Salesforce is expanding its family of Large Action Models (xLAM), introducing new variants optimized for on-device deployments, limited GPU resources, and industrial use cases. The development seeks to improve accessibility, adaptability, and performance of AI agents in enterprise settings.

“xLAM now supports multi-turn, natural conversations, enabling more complex, real-world agentic tasks,” writes in a blog post Sukhandeep Nahal, Product Marketing Manager, Salesforce AI Research. “We have also expanded the model portfolio to increase accessibility and deployment flexibility across diverse enterprise environments.”

The expanded lineup follows Salesforce’s initial launch of the xLAM family in September 2024. Unlike conventional large language models (LLMs), xLAMs are designed specifically for action planning, reasoning, and tool use, offering faster inference speeds, reduced compute requirements, and lower operational costs. The model family has been engineered to power AI agents capable of understanding and executing real-world tasks through iterative, multi-step interactions known as multi-turn conversations.

Multi-turn tool calling enables agents to gather contextual information through follow-up questions before executing commands, addressing a key requirement in enterprise workflows. For example, a simple request such as canceling an order may prompt the agent to inquire about the order number or the need for a refund, allowing the system to complete the task accurately and autonomously.

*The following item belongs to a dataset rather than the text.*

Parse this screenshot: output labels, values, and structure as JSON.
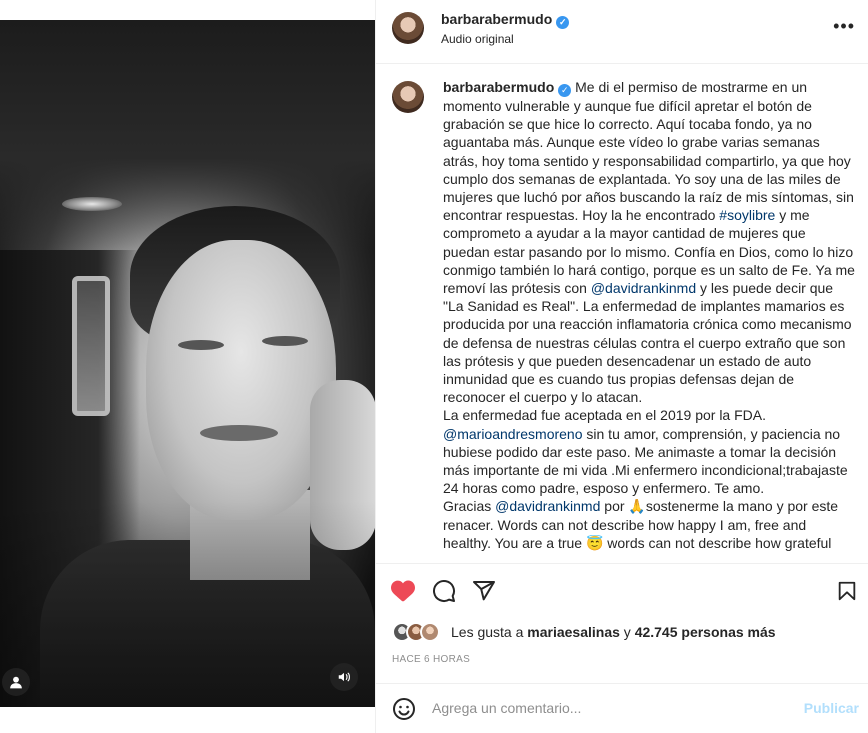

The upgrade aligns with a broader trend among AI vendors working to operationalize AI agents in enterprise environments. Generative models often suffer from inconsistent performance and security vulnerabilities, particularly in critical workflows. “LLM intelligence is jagged,” says Silvio Savarese, Chief Scientist, Salesforce AI Research, to Cybersecurity Dive. “Its performance is extremely unstable in terms of consistency. This is something that we do not really want deployed in the enterprise.”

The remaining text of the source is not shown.